The Library as a Free Enterprise
Mita Williams, of the University of Windsor, recently posted her slides from an amazing talk that she gave last month. Anyone who follows me on Twitter might have noticed my ALL CAPS enthusiasm for what she had to say. It was a wide-ranging talk, but it projected the kind of future we can have if we pay attention to what’s going on and keep hold of one important idea: the future of the academic library is free.
Free as in freedom. Free as in access to ideas without gatekeepers or tolls. Free as in enabling the creation of new things, of bringing the community to the world instead of the other way around. Free as in . . . well, libraries.
She points to our increasing dependence on corporations for both proprietary content and for access platforms. Library software providers are dwindling in number, being bought and sold like pork bellies by private equity firms, and in spite of all that market fermentation, the catalog still sucks. If academic libraries pooled their funds, instead of each being a customer individually negotiating with a limited number of vendors, we could do so much more. We have let the idea of libraries as nodes in a world of idea-sharing lapse in the face of license agreements and defining our hyper-local value propositions.
We’re also frantically trying to spend our way into making our websites look and act more like Google, which is really hard when we don’t have Google’s deep pockets for R&D investment or its enormous scale. Its stated mission, “;to organize the world's information and make it universally accessible and useful,” is what libraries used to aim for. Now each library is more or less on its own, each one trying to recreate a Google experience by buying expensive discovery layer software that searches multiple databases and the catalog at once, spending countless hours making it work, then pleading with users to use it. From what I can gather, most libraries are marketing it to lower division undergraduates, even though we know students don’t want more results; they are already overwhelmed by choices. So why, exactly, are we doing this?
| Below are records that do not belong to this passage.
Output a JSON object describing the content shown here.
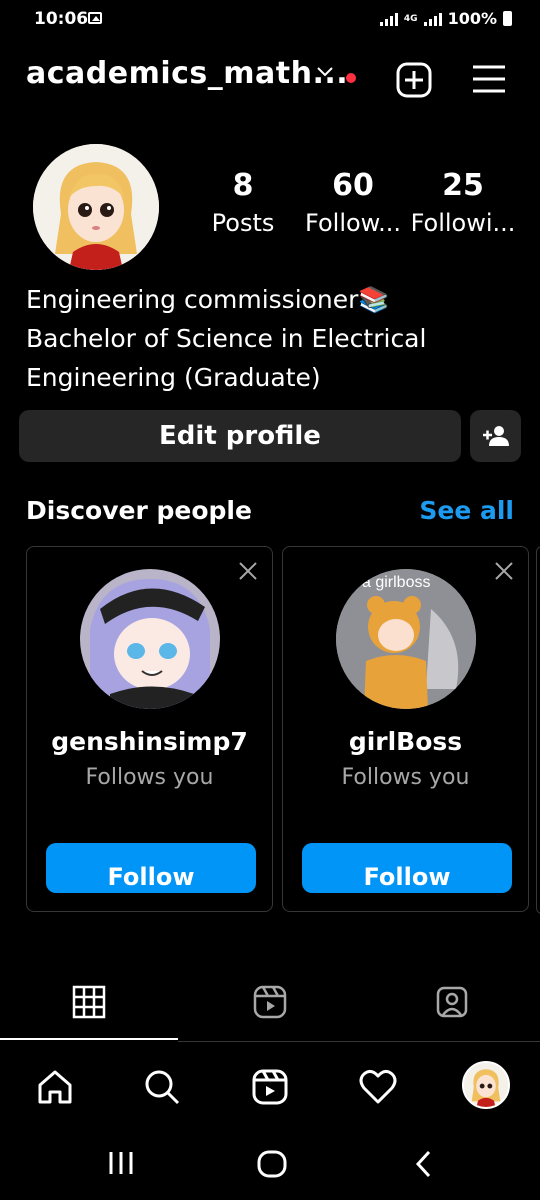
{
  "status_bar": {
    "time": "10:06",
    "network": "4G",
    "battery": "100%"
  },
  "header": {
    "username": "academics_math..."
  },
  "profile": {
    "stats": [
      {
        "value": "8",
        "label": "Posts"
      },
      {
        "value": "60",
        "label": "Follow..."
      },
      {
        "value": "25",
        "label": "Followi..."
      }
    ],
    "bio": [
      "Engineering commissioner📚",
      "Bachelor of Science in Electrical",
      "Engineering (Graduate)"
    ]
  },
  "actions": {
    "edit_label": "Edit profile"
  },
  "discover": {
    "title": "Discover people",
    "see_all": "See all",
    "cards": [
      {
        "name": "genshinsimp7",
        "subtitle": "Follows you",
        "button": "Follow"
      },
      {
        "name": "girlBoss",
        "subtitle": "Follows you",
        "button": "Follow",
        "photo_text": "a girlboss"
      }
    ]
  },
  "icons": {
    "tabs": [
      "grid-icon",
      "reels-icon",
      "tagged-icon"
    ],
    "nav": [
      "home-icon",
      "search-icon",
      "reels-icon",
      "heart-icon",
      "profile-avatar"
    ]
  },
  "colors": {
    "background": "#000000",
    "accent": "#0095f6",
    "link": "#1d9bf0",
    "button_bg": "#262626",
    "notification_dot": "#ff3040"
  }
}
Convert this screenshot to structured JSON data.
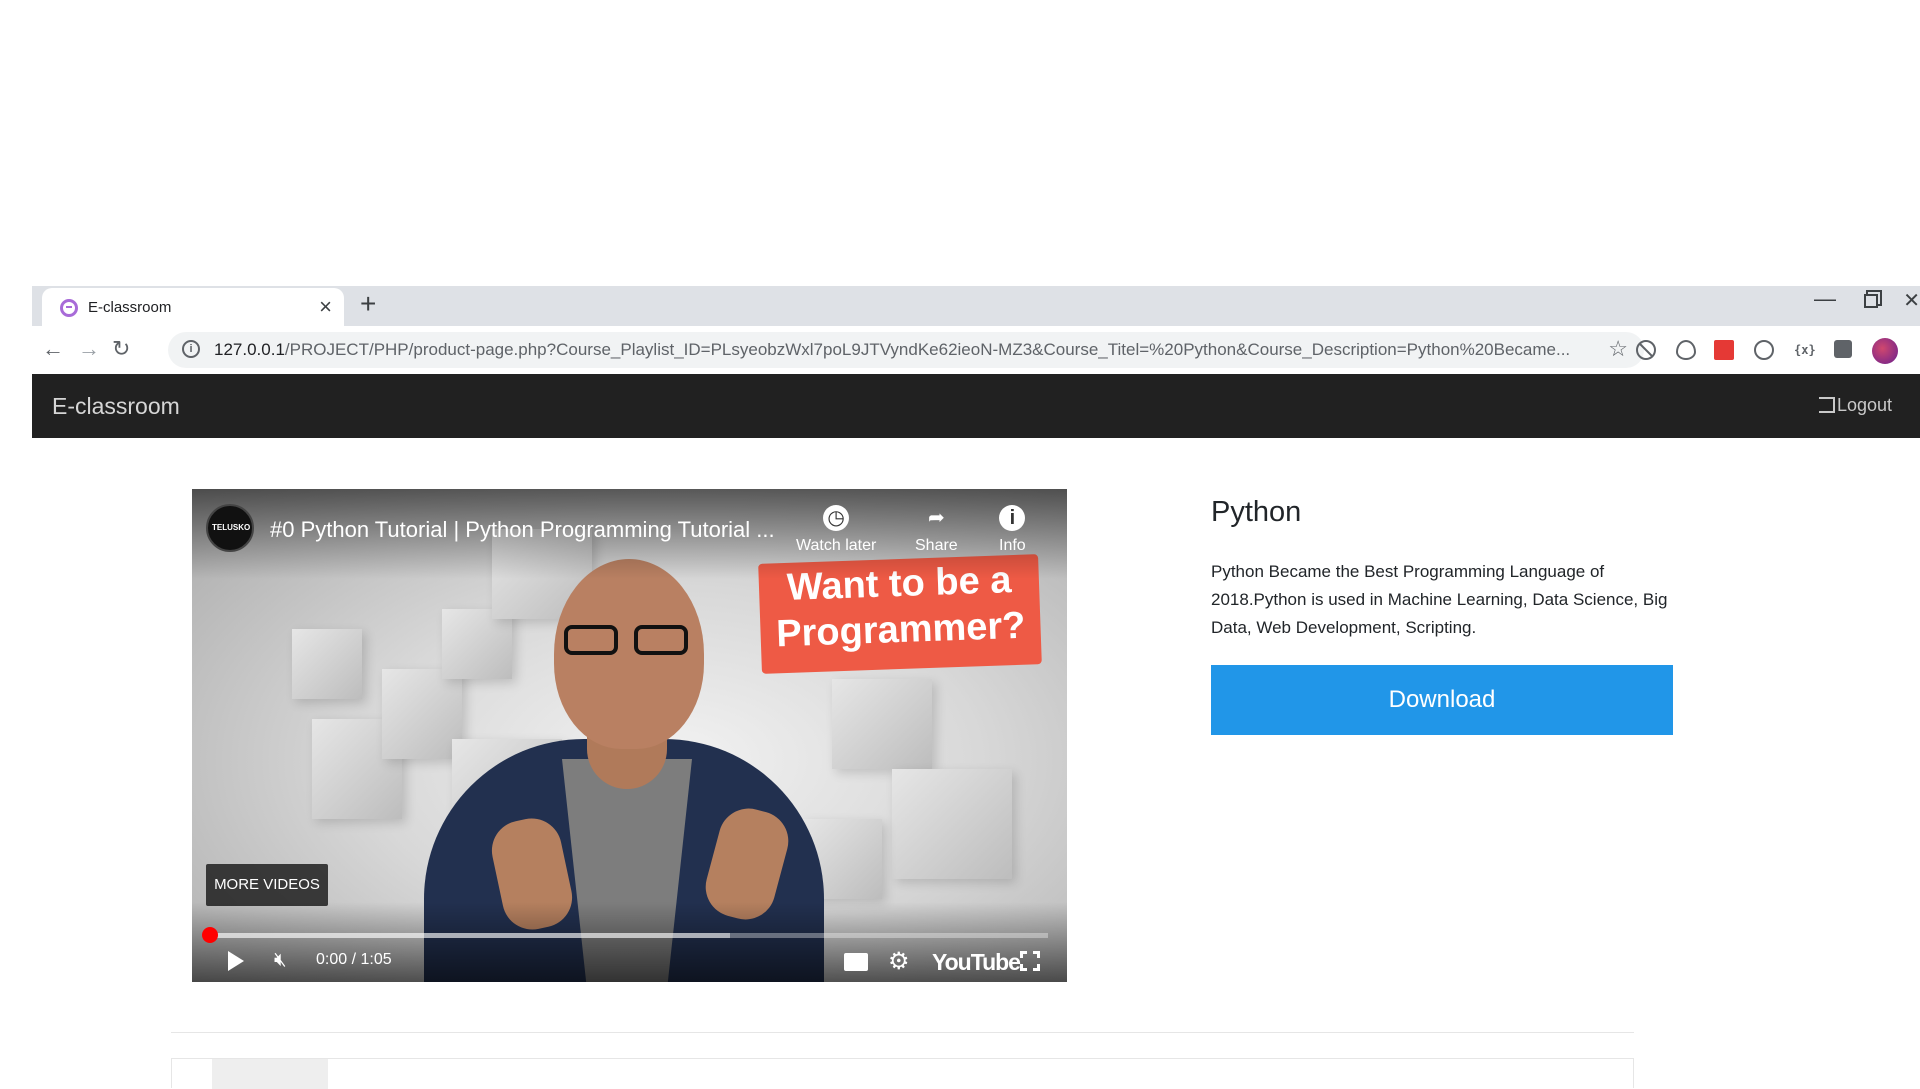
{
  "browser": {
    "tab_title": "E-classroom",
    "tab_close": "×",
    "new_tab": "+",
    "url_host": "127.0.0.1",
    "url_path": "/PROJECT/PHP/product-page.php?Course_Playlist_ID=PLsyeobzWxl7poL9JTVyndKe62ieoN-MZ3&Course_Titel=%20Python&Course_Description=Python%20Became...",
    "icons": [
      "back-icon",
      "forward-icon",
      "reload-icon",
      "info-icon",
      "star-icon",
      "puzzle-icon"
    ]
  },
  "navbar": {
    "brand": "E-classroom",
    "logout": "Logout"
  },
  "video": {
    "channel": "TELUSKO",
    "title": "#0 Python Tutorial | Python Programming Tutorial ...",
    "watch_later": "Watch later",
    "share": "Share",
    "info": "Info",
    "overlay_text_line1": "Want to be a",
    "overlay_text_line2": "Programmer?",
    "more_videos": "MORE VIDEOS",
    "time": "0:00 / 1:05",
    "brand_logo": "YouTube",
    "progress_played": 0,
    "progress_buffered": 0.62
  },
  "course": {
    "title": "Python",
    "description": "Python Became the Best Programming Language of 2018.Python is used in Machine Learning, Data Science, Big Data, Web Development, Scripting.",
    "download_label": "Download",
    "accent_color": "#2196e8"
  }
}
So we license our content, we license tools to connect our databases, we license layers to hide all the messiness, and managing all that is messy, too, and while we talk about preserving the past and curation and enabling discovery, it turns out we’re really not doing much of that at all. But we could, and we should.
At about the same time that I read Mita’s post, I read about another talk given by the representative of a major publisher on how publisher and librarians can work together. We both serve science, she said, publishers by getting reports of scientific research peer reviewed and organized for public consumption, libraries by helping scientists get their hands on it. As publishers’ revenue streams shift from subscriptions to author-side fees, librarians will still be useful because . . . well, we could license software to document our local scientists' productivity, which will help bring grant dollars to our institutions. Also, we can explain everything to students.
Mita’s expansive vision of the future of academic libraries was exhilarating. In contrast, this felt like being told publishers will do the important work while we can try to make ourselves useful and take a seat at the children’s table because we’re so good with kids.
No wonder non-librarians have trouble envisioning a future for us. We don’t really enable discovery; people turn to their local library to procure things they identified elsewhere. We don’t curate or organize knowledge; we license packages of it curated and organized by others. We do help students navigate it all, but it’s misleading to say we’re promoting information literacy. We’re teaching college literacy, helping students compete assignments by showing them how to find content that will become unavailable the minute they graduate. This is why Mita's alternative sounds so much more exciting. It's a return to what we originally cared about.
Around the same time I also read a piece by Cathy Davidson about technology and the thirst for education, and that led me to a Forbes article about MOOCs and the potential they have for new kinds of revenue generation by disaggregating education and selling it through giant global corporations, and I thought about Cory Doctorow’s warning about the war on general-purpose computing and all of these things seem strangely connected. We can let others take control of the things we value and hope we can afford to play, or we can do it ourselves, openly, and share it.
David Weinberger has written about the library as platform, as a real-and-virtual place where interactions happen and new things are made and shared. Yochai Benkler has written about the wealth of networks and the potential of "commons-based peer production.” We’ve seen endless hours of labor voluntarily contributed to Wikipedia, a project that hews to old values of providing sources, even-handedness, and the value of making knowledge accessible to all.
We have the capability of deciding for ourselves what we want out of libraries, or education, or technology, but we won’t be free to do that unless we are free to make our own choices. There isn’t an app for that.